Заключенные молчали. Реакции никакой. Поттс умолк. Его слова еще найдут дорогу к сердцам каторжников — и это все, чего он хочет. Он сделал неопределенный жест и, повернувшись, направился к развалюхе. Кивнув Прюитту, он сказал:
— Хорошо.
4
Приближалась ночь. Комната, которую Поттс называл своей конторой, была завалена одеждой, документами, съестными припасами, ящиками, тюками, образчиками хлопка. Она напоминала скорее корабельный трюм. Керосиновые лампы отбрасывали желтый неровный свет.
Поттс сидел в вертящемся кресле за большим бюро, забитым бумагами. Несмотря на то что наступили сумерки, жара не спадала и обветренная кожа хозяина была красной и блестящей от пота. Борода его, жесткая и седая, топорщилась, как свиная щетина. Кружились мухи, привлеченные светом ламп и съестными припасами. Когда они близко пролетали, Поттс прихлопывал их короткими ударами. Он с увлечением читал журнал. В углу комнаты Прюитт разбирал тюки бумаг.
— Он пьёт по-черному, этот начальник конвоя, — пробормотал он, — я, кажется, сроду не видал такого пьяницы. Должно быть, его что-то грызет изнутри!
— Он совсем не любит белый свет, — тихо сказал Поттс.
— Но что вы на это скажете? — вдруг воскликнул Прюитт с завистью. — Как они прихлопнули этого типа?!
Поттс поднял голову, на его лице можно было прочитать осуждение.
— Убивать арестантов, меня это не приводит в восторг. По правде говоря, это был хотя бы работник!
— А, дерьмо! — плюнул Прюитт. — Он и так уже пожил лишнее. От нас требовалось его прикончить.
Поттс задумчиво смотрел на летающих насекомых.
— А ты жесток, не так ли?
— Кто-то должен делать грязную работу. Вы это сами говорите.
— Но тебе это нравится, да? — сказал Поттс.
Прюитт взглянул на него и слегка ухмыльнулся:
— Может быть.
И поскольку Поттс не улыбнулся в ответ, надсмотрщик продолжил с вызовом:
— Знаете, мы с вами не муж и жена. Вы хотели что-то сказать…
— Единственное, что меня интересует, — это арифметика. Мне пришлось десять лет пресмыкаться; прежде чем я смог начать это дело. Тебе не стоит этого забывать.
— Вы могли бы и раньше нанять каторжных, — подсказал Прюитт.
— Ну да, я мог бы с таким же успехом стать президентом Соединенных Штатов, — ответил Поттс и усмехнулся. — Но что-то не стал. И должен тебе сказать, эти каторжники стоят денег. Без денег никуда, а они мне очень нелегко достались. А теперь проваливай отсюда, понял? На сегодня урок закончен.
Прюитт еще секунду постоял, затем вышел.
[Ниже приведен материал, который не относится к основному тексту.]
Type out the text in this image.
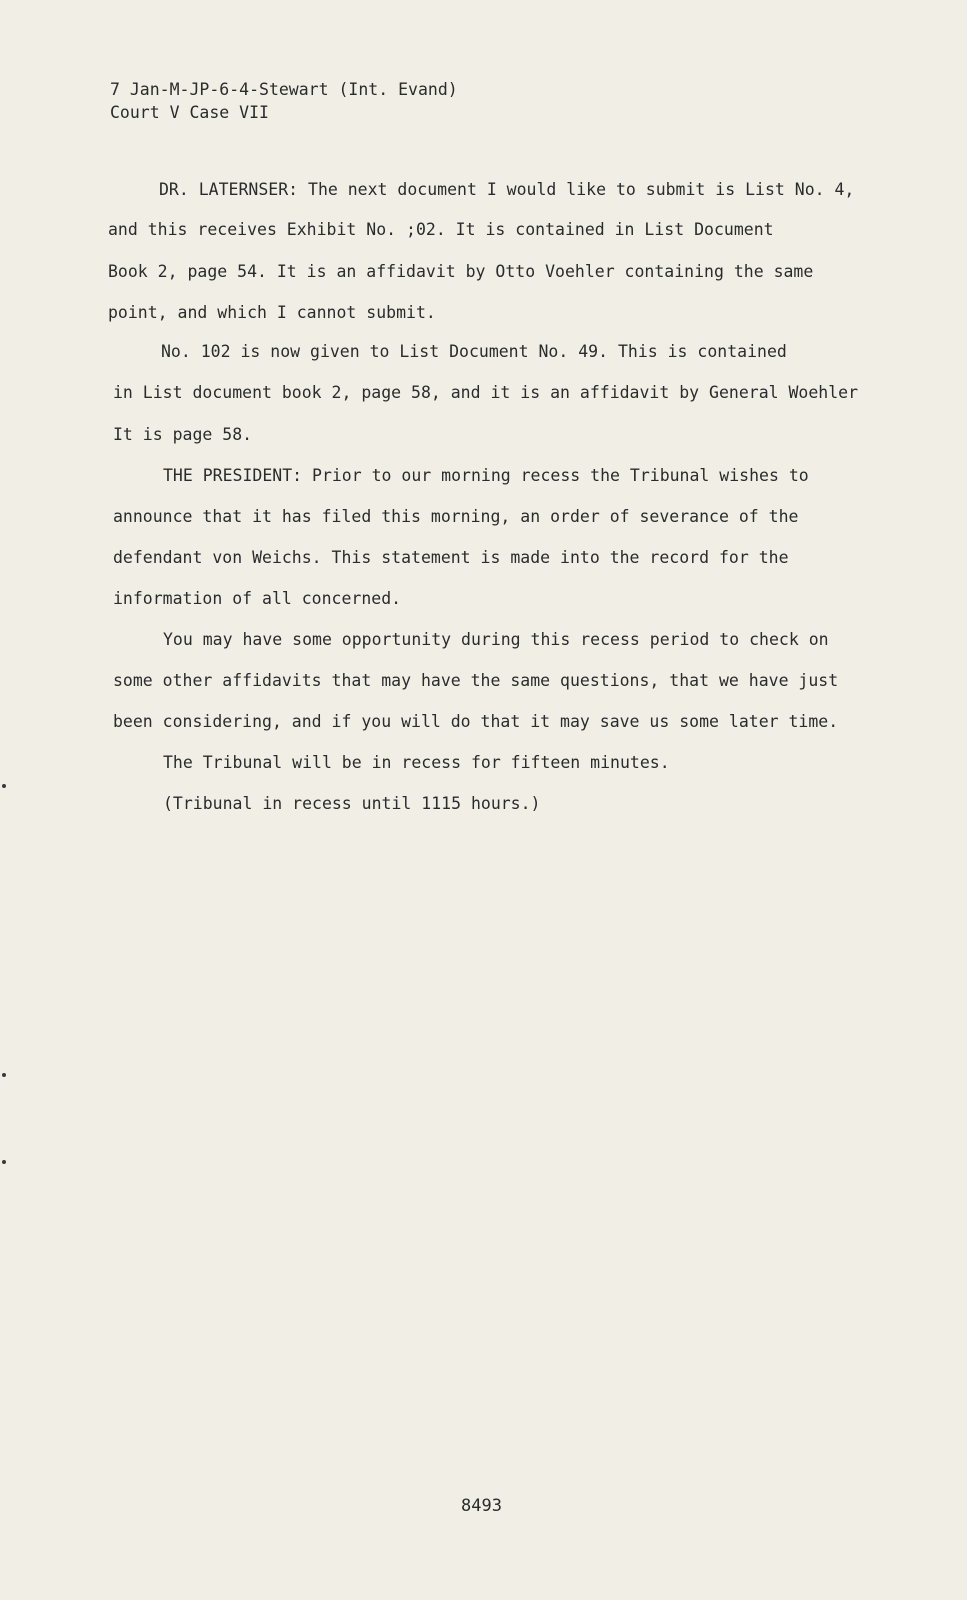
7 Jan-M-JP-6-4-Stewart (Int. Evand)
Court V Case VII
DR. LATERNSER: The next document I would like to submit is List No. 4,
and this receives Exhibit No. ;02. It is contained in List Document
Book 2, page 54. It is an affidavit by Otto Voehler containing the same
point, and which I cannot submit.
No. 102 is now given to List Document No. 49. This is contained
in List document book 2, page 58, and it is an affidavit by General Woehler
It is page 58.
THE PRESIDENT: Prior to our morning recess the Tribunal wishes to
announce that it has filed this morning, an order of severance of the
defendant von Weichs. This statement is made into the record for the
information of all concerned.
You may have some opportunity during this recess period to check on
some other affidavits that may have the same questions, that we have just
been considering, and if you will do that it may save us some later time.
The Tribunal will be in recess for fifteen minutes.
(Tribunal in recess until 1115 hours.)
8493
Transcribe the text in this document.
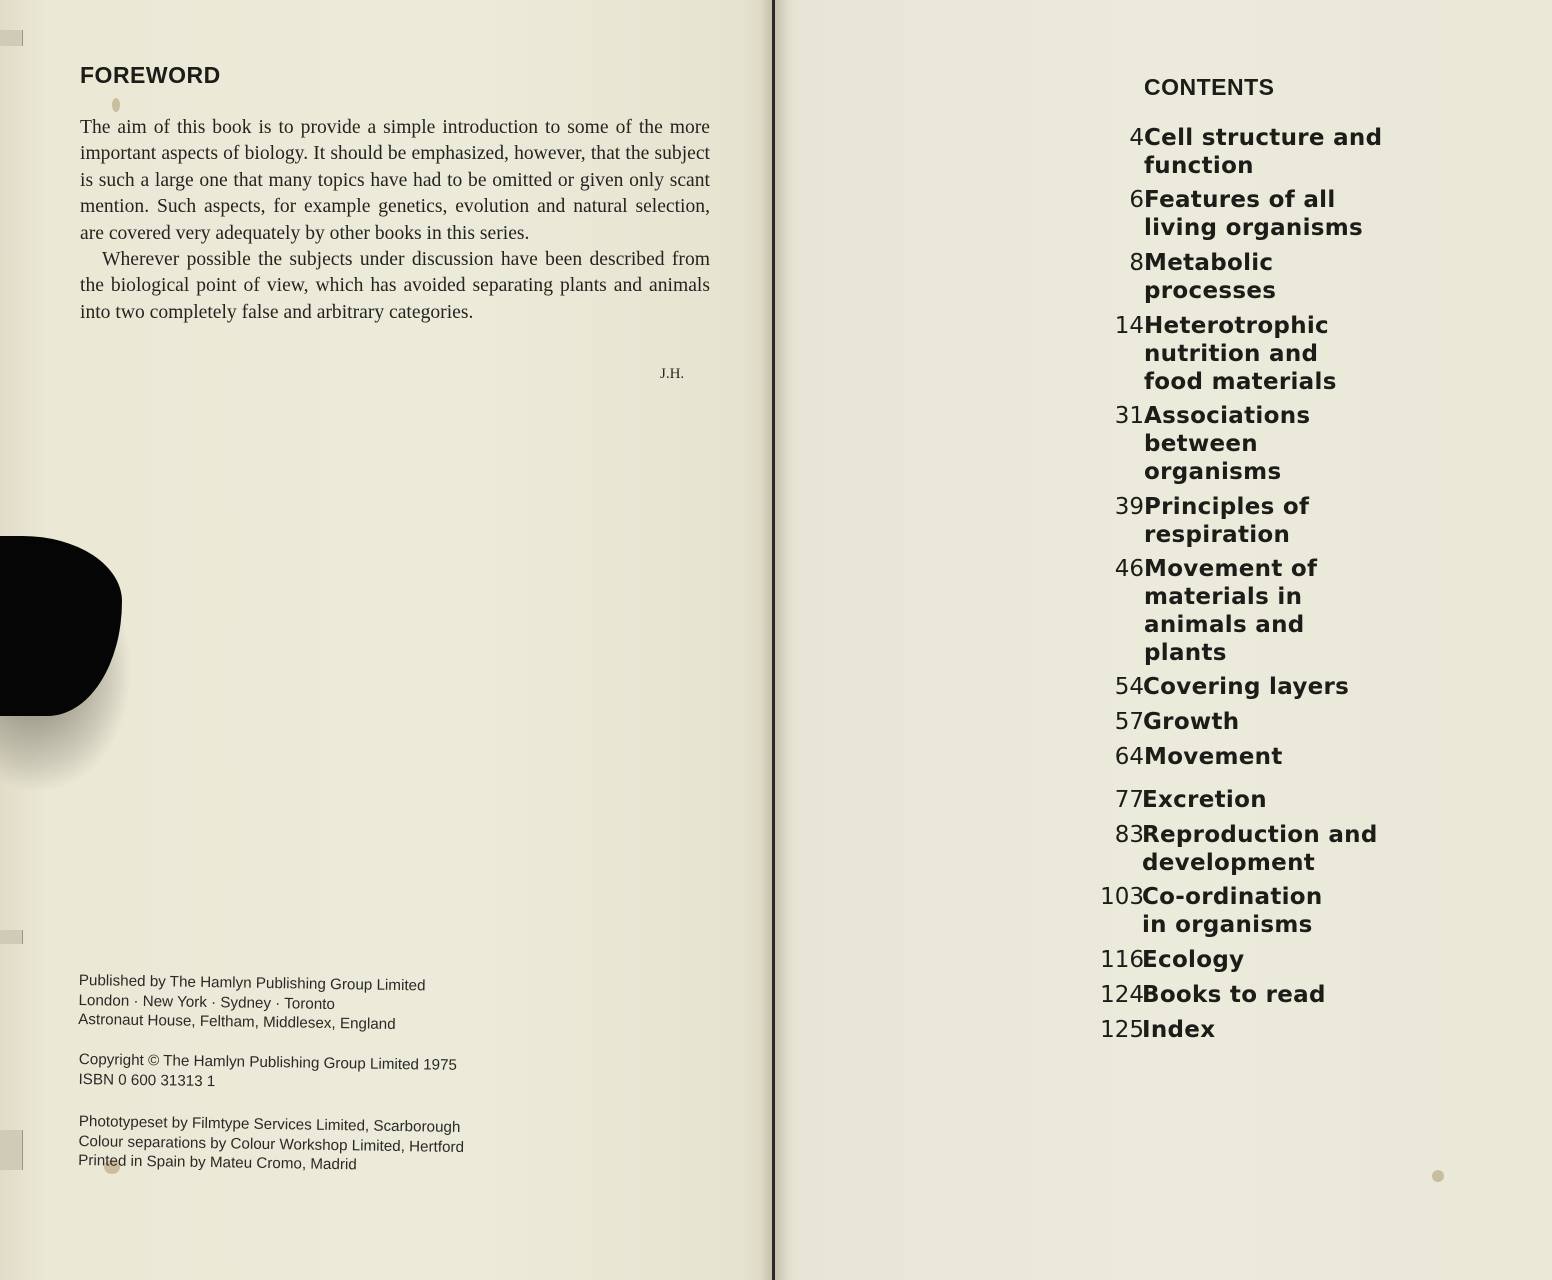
FOREWORD

The aim of this book is to provide a simple introduction to some of the more important aspects of biology. It should be emphasized, however, that the subject is such a large one that many topics have had to be omitted or given only scant mention. Such aspects, for example genetics, evolution and natural selection, are covered very adequately by other books in this series.

Wherever possible the subjects under discussion have been described from the biological point of view, which has avoided separating plants and animals into two completely false and arbitrary categories.

J.H.
Published by The Hamlyn Publishing Group Limited
London · New York · Sydney · Toronto
Astronaut House, Feltham, Middlesex, England
Copyright © The Hamlyn Publishing Group Limited 1975
ISBN 0 600 31313 1
Phototypeset by Filmtype Services Limited, Scarborough
Colour separations by Colour Workshop Limited, Hertford
Printed in Spain by Mateu Cromo, Madrid
CONTENTS
4 Cell structure and function
6 Features of all living organisms
8 Metabolic processes
14 Heterotrophic nutrition and food materials
31 Associations between organisms
39 Principles of respiration
46 Movement of materials in animals and plants
54 Covering layers
57 Growth
64 Movement
77
Excretion
83
Reproduction and development
103
Co-ordination in organisms
116
Ecology
124
Books to read
125
Index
Поттс продолжал давить мух над керосиновой лампой…
Один из каторжников тихо вошел в кабинет. Он был в наручниках. Подойдя к столу Поттса, он словно застыл на месте.
— Ты что-то хочешь сказать? — спросил Поттс.
— Меня зовут Грин.
— Ну?
— Поттс, вы любите деньги?
— Месье Поттс! Так что ты говоришь?
— Вы любите деньги? — спокойно повторил Грин.
— А ты знаешь кого-то, кто бы их не любил? — ухмыльнулся Поттс.
Грин улыбнулся, но глаза его не улыбались.
— У меня есть для вас предложение.
Поттс, изображая, что с трудом оторвался от журнала, со скучающим видом уставился на Грина.
— Сынок, я уже говорил, что я всего лишь обычный, уважающий законы гражданин, который нанял вас исключительно в коммерческих целях. И потом, как ты сюда вошел?
— Я смог так устроить, — сказал Грин.
— Устроить? Скажи пожалуйста…
— Поттс, — продолжал Грин, — у вас есть возможность кое-что сделать для меня.